The name of my mother’s father, Sir Charles Evrard, was suggested. He fitted the description exactly; the long estrangement which had resulted from my father’s elopement supplied the motive for his desire to suppress his personality.
Out of this guess Ruthita wove for me a romantic future, opening to my astonished imagination a career more congenial than any I had dreamt in my boldest moments. Up to this time, save for whispered hints from my grandmother Cardover, no mention had been made of my mother’s family. My father’s plebeian pride had never recovered from the shock and humiliation of his early years. At first out of jealous purpose, latterly from force of habit and the delicacy which men feel after re-marriage, he had allowed me to grow up in almost entire ignorance of my maternal traditions.
Now that the subject had to be discussed he became obstinately silent to the point of sullenness. The Snow Lady came to the rescue. “Leave him to me,” she said; “I know how to manage him, my dear.”
She laid it tactfully before him that he had no right to let his personal likes or dislikes prevent me from climbing back into my mother’s rank in society. I was my grandfather’s nearest kin and, if our surmise proved correct, this might be Sir Charles’s first step towards a reconciliation—a step which might end in his making his will in my favor.
Grandmother Cardover was communicated with and instructed to report on the lie of the country.
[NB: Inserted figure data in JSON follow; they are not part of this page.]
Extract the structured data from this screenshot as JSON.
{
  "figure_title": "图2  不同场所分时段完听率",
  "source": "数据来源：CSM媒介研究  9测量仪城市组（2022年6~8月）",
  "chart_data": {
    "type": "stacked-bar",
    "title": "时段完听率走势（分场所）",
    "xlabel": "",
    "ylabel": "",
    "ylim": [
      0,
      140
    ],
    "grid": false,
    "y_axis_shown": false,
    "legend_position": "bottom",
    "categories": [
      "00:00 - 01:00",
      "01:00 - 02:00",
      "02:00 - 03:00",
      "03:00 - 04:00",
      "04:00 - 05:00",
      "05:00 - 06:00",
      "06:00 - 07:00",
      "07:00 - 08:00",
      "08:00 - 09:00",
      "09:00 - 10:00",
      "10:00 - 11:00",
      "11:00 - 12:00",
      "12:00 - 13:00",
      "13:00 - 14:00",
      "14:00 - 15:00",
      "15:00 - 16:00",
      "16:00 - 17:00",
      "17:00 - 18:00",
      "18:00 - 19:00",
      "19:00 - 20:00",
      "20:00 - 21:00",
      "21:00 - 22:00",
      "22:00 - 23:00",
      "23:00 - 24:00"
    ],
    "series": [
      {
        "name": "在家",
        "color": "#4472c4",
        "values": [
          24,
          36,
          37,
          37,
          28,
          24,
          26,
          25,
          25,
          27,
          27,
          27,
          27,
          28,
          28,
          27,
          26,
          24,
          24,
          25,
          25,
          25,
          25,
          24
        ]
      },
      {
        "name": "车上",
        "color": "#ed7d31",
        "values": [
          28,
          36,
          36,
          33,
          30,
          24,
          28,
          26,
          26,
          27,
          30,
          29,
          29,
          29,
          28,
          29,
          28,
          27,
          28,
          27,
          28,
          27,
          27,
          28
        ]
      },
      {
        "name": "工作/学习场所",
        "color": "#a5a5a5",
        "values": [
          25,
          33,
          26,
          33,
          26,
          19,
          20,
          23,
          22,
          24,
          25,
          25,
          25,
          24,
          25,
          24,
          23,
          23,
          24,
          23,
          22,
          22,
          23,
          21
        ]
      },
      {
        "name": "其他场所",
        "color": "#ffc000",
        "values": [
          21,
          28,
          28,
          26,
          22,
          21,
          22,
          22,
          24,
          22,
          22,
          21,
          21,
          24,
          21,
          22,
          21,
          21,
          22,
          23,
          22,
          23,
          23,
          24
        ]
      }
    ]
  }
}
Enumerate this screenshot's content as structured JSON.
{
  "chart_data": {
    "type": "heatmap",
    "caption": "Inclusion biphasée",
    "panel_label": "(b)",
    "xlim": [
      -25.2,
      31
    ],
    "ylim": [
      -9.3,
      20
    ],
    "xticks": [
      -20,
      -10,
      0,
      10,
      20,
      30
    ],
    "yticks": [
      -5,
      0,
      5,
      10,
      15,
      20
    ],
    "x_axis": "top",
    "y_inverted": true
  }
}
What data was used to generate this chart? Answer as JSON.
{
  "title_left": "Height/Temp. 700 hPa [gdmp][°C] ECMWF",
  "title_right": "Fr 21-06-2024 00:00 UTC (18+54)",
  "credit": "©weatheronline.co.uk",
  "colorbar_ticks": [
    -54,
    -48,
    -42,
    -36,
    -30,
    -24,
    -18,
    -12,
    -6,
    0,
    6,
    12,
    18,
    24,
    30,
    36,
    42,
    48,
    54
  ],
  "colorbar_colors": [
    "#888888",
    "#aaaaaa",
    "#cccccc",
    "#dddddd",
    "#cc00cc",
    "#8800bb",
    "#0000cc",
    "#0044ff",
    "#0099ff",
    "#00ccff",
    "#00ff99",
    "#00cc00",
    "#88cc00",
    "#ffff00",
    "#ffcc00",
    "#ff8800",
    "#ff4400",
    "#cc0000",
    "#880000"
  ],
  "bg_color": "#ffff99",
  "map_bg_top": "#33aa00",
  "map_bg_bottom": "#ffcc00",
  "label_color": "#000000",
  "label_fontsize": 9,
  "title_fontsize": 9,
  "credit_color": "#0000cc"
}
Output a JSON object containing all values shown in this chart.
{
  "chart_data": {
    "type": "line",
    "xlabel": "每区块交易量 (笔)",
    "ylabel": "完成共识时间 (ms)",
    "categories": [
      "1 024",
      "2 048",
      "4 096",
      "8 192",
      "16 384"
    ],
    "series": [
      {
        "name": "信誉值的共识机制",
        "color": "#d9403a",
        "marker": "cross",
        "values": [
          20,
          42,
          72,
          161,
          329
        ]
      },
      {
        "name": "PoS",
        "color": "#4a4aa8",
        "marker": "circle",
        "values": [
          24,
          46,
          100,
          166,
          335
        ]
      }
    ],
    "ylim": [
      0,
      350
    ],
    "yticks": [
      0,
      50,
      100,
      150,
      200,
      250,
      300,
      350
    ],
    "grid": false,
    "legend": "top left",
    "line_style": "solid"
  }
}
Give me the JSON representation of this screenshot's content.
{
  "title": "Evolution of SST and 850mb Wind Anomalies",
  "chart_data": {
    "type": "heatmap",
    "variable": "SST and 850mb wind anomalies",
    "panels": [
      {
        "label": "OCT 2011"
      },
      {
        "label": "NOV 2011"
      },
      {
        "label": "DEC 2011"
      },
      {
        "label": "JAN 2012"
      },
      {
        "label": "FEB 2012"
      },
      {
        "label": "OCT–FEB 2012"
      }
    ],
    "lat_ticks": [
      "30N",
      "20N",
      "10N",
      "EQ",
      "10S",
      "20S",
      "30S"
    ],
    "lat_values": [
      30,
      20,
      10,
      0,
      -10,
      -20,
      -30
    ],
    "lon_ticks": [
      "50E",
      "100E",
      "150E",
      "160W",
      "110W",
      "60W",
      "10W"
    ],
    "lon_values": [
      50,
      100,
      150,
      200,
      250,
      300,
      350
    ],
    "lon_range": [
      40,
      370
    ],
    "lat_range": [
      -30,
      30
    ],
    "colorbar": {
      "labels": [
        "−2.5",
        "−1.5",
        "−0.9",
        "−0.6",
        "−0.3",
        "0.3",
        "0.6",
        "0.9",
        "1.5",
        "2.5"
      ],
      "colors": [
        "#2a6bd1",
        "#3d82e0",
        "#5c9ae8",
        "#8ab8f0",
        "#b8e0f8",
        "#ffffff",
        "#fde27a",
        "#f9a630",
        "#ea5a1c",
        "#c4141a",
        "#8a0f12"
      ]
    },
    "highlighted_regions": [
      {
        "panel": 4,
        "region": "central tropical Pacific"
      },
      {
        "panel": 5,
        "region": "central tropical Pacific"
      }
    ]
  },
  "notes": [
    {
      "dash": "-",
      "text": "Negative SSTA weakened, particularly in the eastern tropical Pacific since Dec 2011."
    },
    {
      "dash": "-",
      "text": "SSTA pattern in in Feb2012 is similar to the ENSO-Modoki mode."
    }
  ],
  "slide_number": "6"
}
She replied that folks said that old Sir Charles was wonderfully softened. She also informed us that Lord Halloway, the next of kin to myself, had been up to some more of his devilry and was in disgrace with his uncle. This time it was to do with a Ransby bathing-machine man’s daughter. Lord Halloway was my second-cousin, the Earl of Lovegrove’s son and heir. His Christian name was Denville; I came to know him less formally in later days as Denny Halloway.
I was packed off to my grandmother, ostensibly for a week’s holiday at Ransby—in reality to put our hazard to the test.
Ransby to-day is a little sleepy seaside town. The trade has gone away from it. Every summer thousands of holiday-makers from London invade it with foreign, feverish gaiety; when they are gone it relapses into its contented old-world quiet. In my boyhood, however, it was a place of provincial bustle and importance. The sailing vessels from the Baltic crowded its harbor, lying shoulder to shoulder against its quays, unloading their cargoes of tallow and timber and hemp. Now all that remains is the herring fishery and the manufacture of nets.